VIRUDHUNAGAR: In the quiet hamlet of Chinnakamanpatti, the rhythmic thud of the Parai no longer echoes with the silence of social divide. An instrument once relegated to the margins and restricted to the sombre rites of mourning has found a vibrant, new life among the village’s youth. As dusk settles, the air thrums with the energy of over 20 students reclaiming a lost heritage.
Under the seasoned tutelage of 50-year-old B Saravanakanth and his troupe Athirvu Tamil Isaiyagam, the children are transforming a craft once stigmatised into a symbol of cultural pride.
The journey began a year ago when headmaster M Kaliraj noticed a growing curiosity for traditional arts among his pupils. To channel this interest into a disciplined pursuit, he turned to Saravanakanth. “When I approached Saravanakanth to train them, he agreed immediately,” Kaliraj says. “He has never asked for any remuneration and even politely declines when we offer snacks. His commitment to teaching the students has been unwavering.”
Once their training is complete, the students will be equipped to perform at public platforms, including the Kalai Thiruvizha, he adds.
For Saravanakanth, this isn’t a solitary project but a crusade. Over the past few years, he has been teaching the art form for free to over 300 students from government schools.
One of humanity’s oldest percussion instruments, Parai — a hollow wooden frame bound by cowhide and struck with asymmetrical sticks — was once the heartbeat of ancient Tamil society. It was the herald of news, the soul of weddings, the clarion call of festivals, and the invocation of divine spirits during funeral processions. However, centuries of orthodox rigidity stripped its versatility, tethering it solely to the ritual of death and the hands of the Dalit community.
Saravanakanth’s journey into the world of percussion came quite early. As a schoolboy in Thanjavur, he remembers being transfixed the first time he heard the kottu during the annual Draupadi Amman festival. While his brothers gravitated towards academics, he found himself drawn to art forms. “During my teenage, I would accompany my mother to touring talkies just to listen to the songs,” he recalls.
His sonic world was further enriched when his father’s transfer to Sengottai introduced him to the rolling thunder of the chenda melam. These influences quietly shaped his musical sensibility, revealing themselves in small, unconscious gestures — tapping out kottu patterns on doors, humming beats under his breath.
Though he dreamt of working in cinema, parental insistence steered him towards a diploma in computer science. He established a computer centre to anchor himself financially. Yet, the call of the arts remained. He briefly pivoted toward the silver screen, training in film direction, but his cinematic aspirations were cut short in his 30s by a period of health complications.He returned to the classroom as an instructor for polytechnic students. But the embers of his creative spirit were waiting for a single spark. In 2017, a newspaper clipping announcing a two-day Parai workshop in Coimbatore caught his attention, and at nearly 40 years, he arrived with more curiosity than confidence.

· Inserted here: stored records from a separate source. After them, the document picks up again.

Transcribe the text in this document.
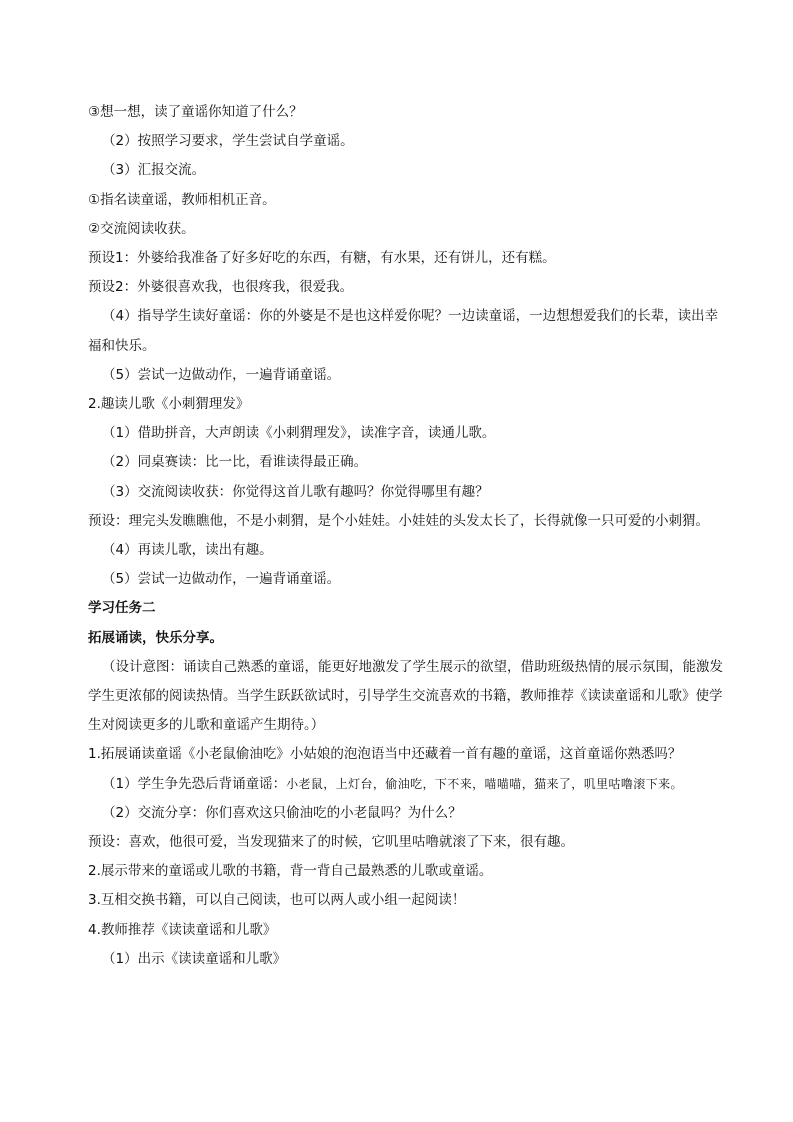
③想一想，读了童谣你知道了什么？

（2）按照学习要求，学生尝试自学童谣。

（3）汇报交流。

①指名读童谣，教师相机正音。

②交流阅读收获。

预设1：外婆给我准备了好多好吃的东西，有糖，有水果，还有饼儿，还有糕。

预设2：外婆很喜欢我，也很疼我，很爱我。

（4）指导学生读好童谣：你的外婆是不是也这样爱你呢？一边读童谣，一边想想爱我们的长辈，读出幸福和快乐。

（5）尝试一边做动作，一遍背诵童谣。

2.趣读儿歌《小刺猬理发》

（1）借助拼音，大声朗读《小刺猬理发》，读准字音，读通儿歌。

（2）同桌赛读：比一比，看谁读得最正确。

（3）交流阅读收获：你觉得这首儿歌有趣吗？你觉得哪里有趣？

预设：理完头发瞧瞧他，不是小刺猬，是个小娃娃。小娃娃的头发太长了，长得就像一只可爱的小刺猬。

（4）再读儿歌，读出有趣。

（5）尝试一边做动作，一遍背诵童谣。

学习任务二

拓展诵读，快乐分享。

（设计意图：诵读自己熟悉的童谣，能更好地激发了学生展示的欲望，借助班级热情的展示氛围，能激发学生更浓郁的阅读热情。当学生跃跃欲试时，引导学生交流喜欢的书籍，教师推荐《读读童谣和儿歌》使学生对阅读更多的儿歌和童谣产生期待。）

1.拓展诵读童谣《小老鼠偷油吃》小姑娘的泡泡语当中还藏着一首有趣的童谣，这首童谣你熟悉吗？

（1）学生争先恐后背诵童谣：小老鼠，上灯台，偷油吃，下不来，喵喵喵，猫来了，叽里咕噜滚下来。

（2）交流分享：你们喜欢这只偷油吃的小老鼠吗？为什么？

预设：喜欢，他很可爱，当发现猫来了的时候，它叽里咕噜就滚了下来，很有趣。

2.展示带来的童谣或儿歌的书籍，背一背自己最熟悉的儿歌或童谣。

3.互相交换书籍，可以自己阅读，也可以两人或小组一起阅读！

4.教师推荐《读读童谣和儿歌》

（1）出示《读读童谣和儿歌》
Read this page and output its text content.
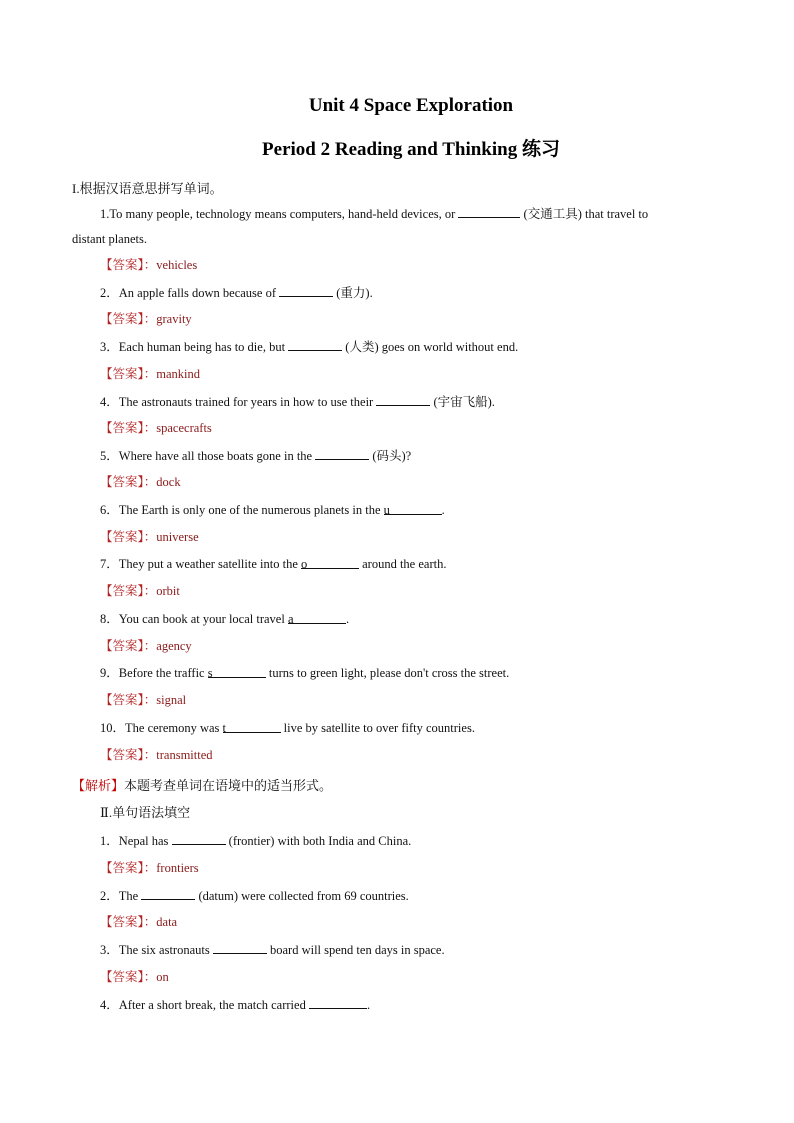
Unit 4 Space Exploration
Period 2 Reading and Thinking 练习
I.根据汉语意思拼写单词。
1.To many people, technology means computers, hand-held devices, or	(交通工具) that travel to
distant planets.
【答案】：vehicles
2．An apple falls down because of	(重力).
【答案】：gravity
3．Each human being has to die, but	(人类) goes on world without end.
【答案】：mankind
4．The astronauts trained for years in how to use their	(宇宙飞船).
【答案】：spacecrafts
5．Where have all those boats gone in the	(码头)?
【答案】：dock
6．The Earth is only one of the numerous planets in the u	.
【答案】：universe
7．They put a weather satellite into the o	around the earth.
【答案】：orbit
8．You can book at your local travel a	.
【答案】：agency
9．Before the traffic s	turns to green light, please don't cross the street.
【答案】：signal
10．The ceremony was t	live by satellite to over fifty countries.
【答案】：transmitted
【解析】本题考查单词在语境中的适当形式。
Ⅱ.单句语法填空
1．Nepal has	(frontier) with both India and China.
【答案】：frontiers
2．The	(datum) were collected from 69 countries.
【答案】：data
3．The six astronauts	board will spend ten days in space.
【答案】：on
4．After a short break, the match carried	.
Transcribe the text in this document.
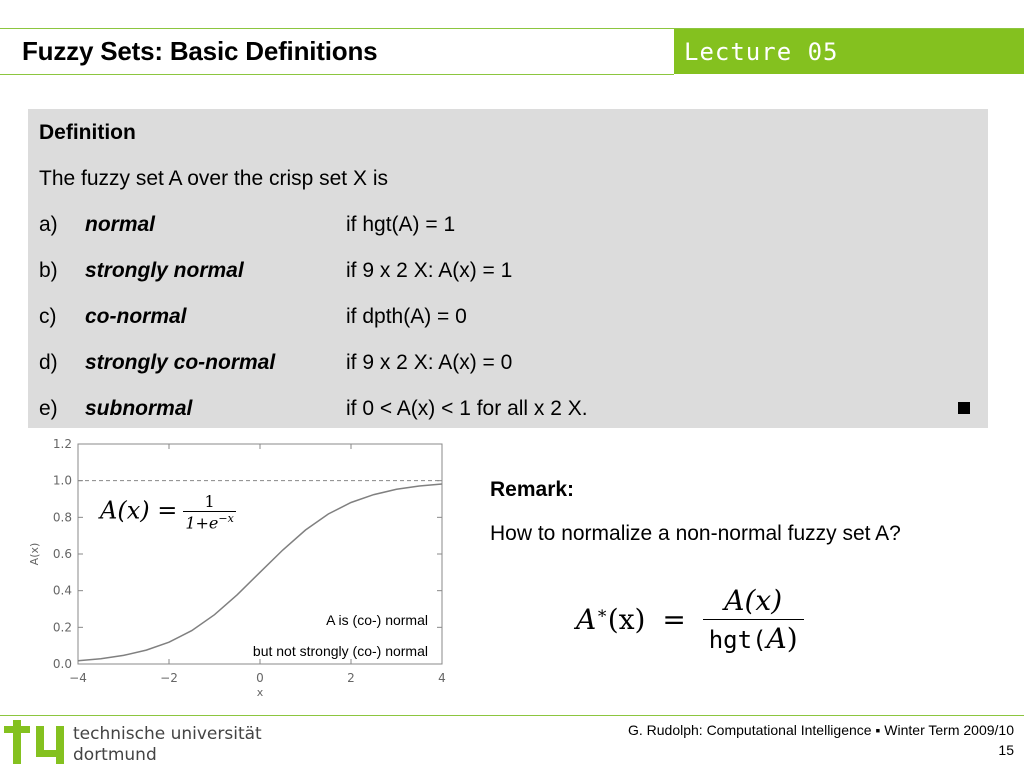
Fuzzy Sets: Basic Definitions	Lecture 05
Definition
The fuzzy set A over the crisp set X is
a) normal	if hgt(A) = 1
b) strongly normal	if 9 x 2 X: A(x) = 1
c) co-normal	if dpth(A) = 0
d) strongly co-normal	if 9 x 2 X: A(x) = 0
e) subnormal	if 0 < A(x) < 1 for all x 2 X.
0.0
0.2
0.4
0.6
0.8
1.0
1.2
−4	−2	0	2	4
x
A(x)
$A(x) = \frac{1}{1+e^{-x}}$
A is (co-) normal
but not strongly (co-) normal
Remark:
How to normalize a non-normal fuzzy set A?
$A^∗(x) = \frac{A(x)}{\text{hgt(A)}}$
technische universität
dortmund
G. Rudolph: Computational Intelligence ▪ Winter Term 2009/10
15
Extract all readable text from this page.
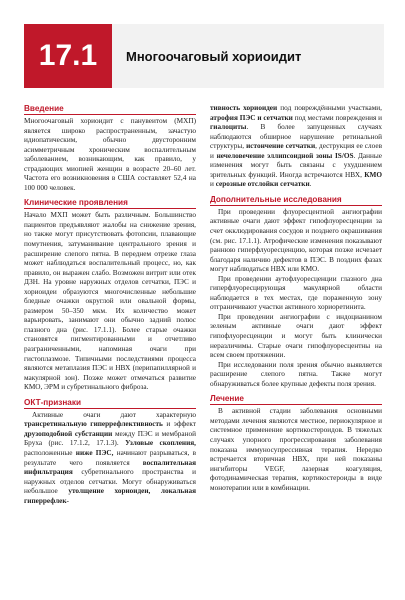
17.1	Многоочаговый хориоидит
Введение

Многоочаговый хориоидит с панувеитом (МХП) является широко распространенным, зачастую идиопатическим, обычно двусторонним асимметричным хроническим воспалительным заболеванием, возникающим, как правило, у страдающих миопией женщин в возрасте 20–60 лет. Частота его возникновения в США составляет 52,4 на 100 000 человек.

Клинические проявления

Начало МХП может быть различным. Большинство пациентов предъявляют жалобы на снижение зрения, но также могут присутствовать фотопсии, плавающие помутнения, затуманивание центрального зрения и расширение слепого пятна. В переднем отрезке глаза может наблюдаться воспалительный процесс, но, как правило, он выражен слабо. Возможен витрит или отек ДЗН. На уровне наружных отделов сетчатки, ПЭС и хориоидеи образуются многочисленные небольшие бледные очажки округлой или овальной формы, размером 50–350 мкм. Их количество может варьировать, занимают они обычно задний полюс глазного дна (рис. 17.1.1). Более старые очажки становятся пигментированными и отчетливо разграниченными, напоминая очаги при гистоплазмозе. Типичными последствиями процесса являются метаплазия ПЭС и НВХ (перипапиллярной и макулярной зон). Позже может отмечаться развитие КМО, ЭРМ и субретинального фиброза.

ОКТ-признаки

Активные очаги дают характерную трансретинальную гиперрефлективность и эффект друзоподобной субстанции между ПЭС и мембраной Бруха (рис. 17.1.2, 17.1.3). Узловые скопления, расположенные ниже ПЭС, начинают разрываться, в результате чего появляется воспалительная инфильтрация субретинального пространства и наружных отделов сетчатки. Могут обнаруживаться небольшое утолщение хориоидеи, локальная гиперрефлек-

тивность хориоидеи под повреждёнными участками, атрофия ПЭС и сетчатки под местами повреждения и гиалоциты. В более запущенных случаях наблюдаются обширное нарушение ретинальной структуры, истончение сетчатки, деструкция ее слоев и нечеловечение эллипсоидной зоны IS/OS. Данные изменения могут быть связаны с ухудшением зрительных функций. Иногда встречаются НВХ, КМО и серозные отслойки сетчатки.

Дополнительные исследования

При проведении флуоресцентной ангиографии активные очаги дают эффект гипофлуоресценции за счет окклюдирования сосудов и позднего окрашивания (см. рис. 17.1.1). Атрофические изменения показывают раннюю гиперфлуоресценцию, которая позже исчезает благодаря наличию дефектов в ПЭС. В поздних фазах могут наблюдаться НВХ или КМО.

При проведении аутофлуоресценции глазного дна гиперфлуоресцирующая макулярной области наблюдается в тех местах, где пораженную зону отграничивают участки активного хориоретинита.

При проведении ангиографии с индоцианином зеленым активные очаги дают эффект гипофлуоресценции и могут быть клинически неразличимы. Старые очаги гипофлуоресцентны на всем своем протяжении.

При исследовании поля зрения обычно выявляется расширение слепого пятна. Также могут обнаруживаться более крупные дефекты поля зрения.

Лечение

В активной стадии заболевания основными методами лечения являются местное, периокулярное и системное применение кортикостероидов. В тяжелых случаях упорного прогрессирования заболевания показана иммуносупрессивная терапия. Нередко встречается вторичная НВХ, при ней показаны ингибиторы VEGF, лазерная коагуляция, фотодинамическая терапия, кортикостероиды в виде монотерапии или в комбинации.
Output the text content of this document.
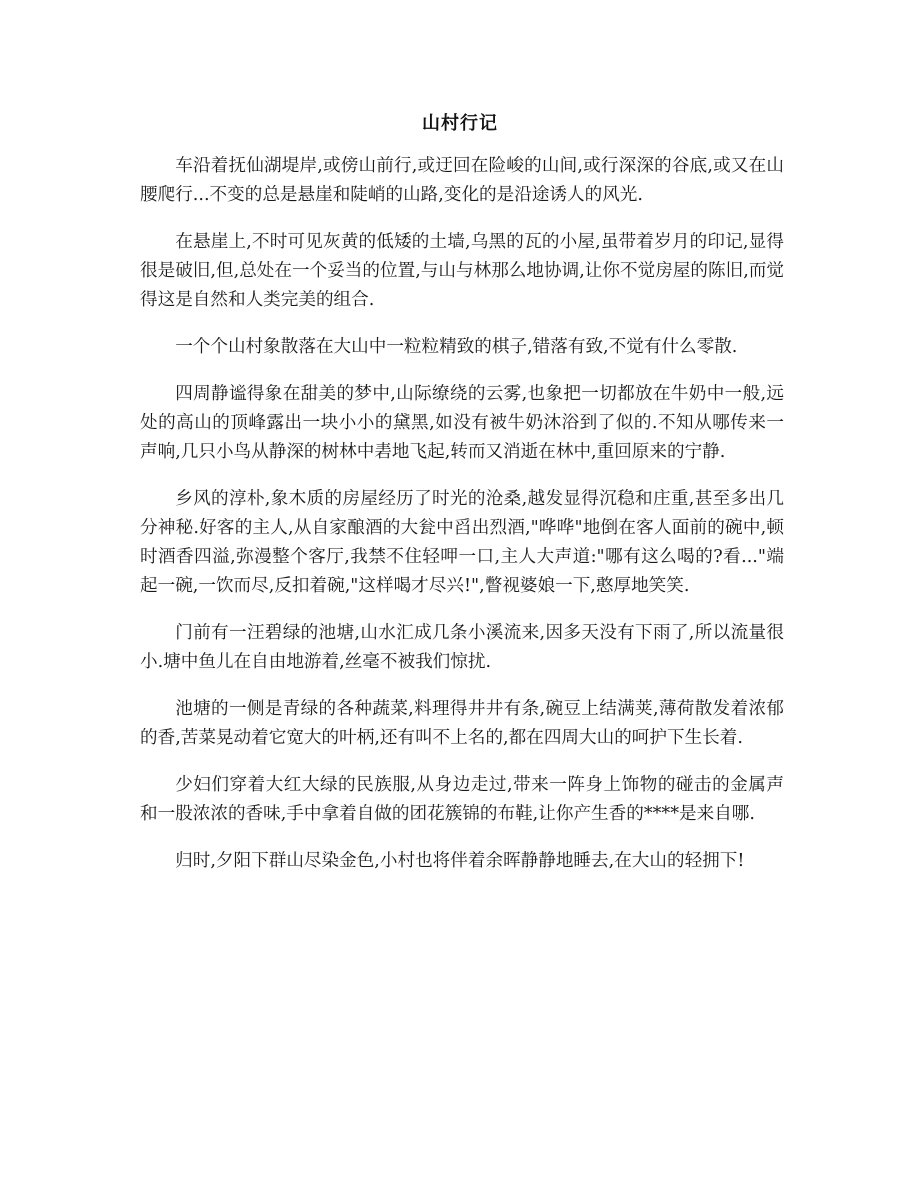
山村行记

车沿着抚仙湖堤岸,或傍山前行,或迂回在险峻的山间,或行深深的谷底,或又在山腰爬行...不变的总是悬崖和陡峭的山路,变化的是沿途诱人的风光.

在悬崖上,不时可见灰黄的低矮的土墙,乌黑的瓦的小屋,虽带着岁月的印记,显得很是破旧,但,总处在一个妥当的位置,与山与林那么地协调,让你不觉房屋的陈旧,而觉得这是自然和人类完美的组合.

一个个山村象散落在大山中一粒粒精致的棋子,错落有致,不觉有什么零散.

四周静谧得象在甜美的梦中,山际缭绕的云雾,也象把一切都放在牛奶中一般,远处的高山的顶峰露出一块小小的黛黑,如没有被牛奶沐浴到了似的.不知从哪传来一声响,几只小鸟从静深的树林中砉地飞起,转而又消逝在林中,重回原来的宁静.

乡风的淳朴,象木质的房屋经历了时光的沧桑,越发显得沉稳和庄重,甚至多出几分神秘.好客的主人,从自家酿酒的大瓮中舀出烈酒,"哗哗"地倒在客人面前的碗中,顿时酒香四溢,弥漫整个客厅,我禁不住轻呷一口,主人大声道:"哪有这么喝的?看..."端起一碗,一饮而尽,反扣着碗,"这样喝才尽兴!",瞥视婆娘一下,憨厚地笑笑.

门前有一汪碧绿的池塘,山水汇成几条小溪流来,因多天没有下雨了,所以流量很小.塘中鱼儿在自由地游着,丝毫不被我们惊扰.

池塘的一侧是青绿的各种蔬菜,料理得井井有条,碗豆上结满荚,薄荷散发着浓郁的香,苦菜晃动着它宽大的叶柄,还有叫不上名的,都在四周大山的呵护下生长着.

少妇们穿着大红大绿的民族服,从身边走过,带来一阵身上饰物的碰击的金属声和一股浓浓的香味,手中拿着自做的团花簇锦的布鞋,让你产生香的****是来自哪.

归时,夕阳下群山尽染金色,小村也将伴着余晖静静地睡去,在大山的轻拥下!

“I couldn’t dance well, but the trainer felt my sense of rhythm was right and encouraged me,” he said. Within two weeks, Saravanakanth enrolled in a year-long weekend Parai course in Chennai, meticulously balancing classes with his work, returning, at last, to Parai that had quietly followed him all his life.
As Saravanakanth delved deeper into the craft, he realised that the Parai carried a weight heavier than the wood and hide — how Parai had been historically reduced to a caste marker rather than as a cultural inheritance. The realisation compelled him to form his Parai band. The networks he had built while teaching soon helped him introduce Parai classes to colleges.
“I also educated students about the politics surrounding the art form, following which many of them persuaded their parents to include Parai performances in family weddings and private temple events.”
Despite these triumphs in urban academic circles, Saravanakanth found that the roots of stigma ran deeper in rural pockets. Parents were often hesitant to pay for, or even permit, their children to learn an art form they still associated with inferiority. “That was when I decided to offer free classes in government schools across the district,” he said.
The impact, he notes, has been transformative. “In Sivakasi, nearly 500 households now keep Parai instruments at home,” he said, adding that the art form has taken its rightful place alongside others as a mainstream extracurricular activity.
As the final bell rings, the Parai no longer throws people to the margins but gathers them inside the circle of all. Saravanakanth’s revolution is not fought with rhetoric, but with the steady strike of wood against hide. Each beat cracks a stone in the old fortress of otherisation, each performance bridges a chasm of caste. Today, the nimble fingers of Chinnakamanpatti’s students rewrite history, establishing that art, when returned to its people, has the power to change who gets heard.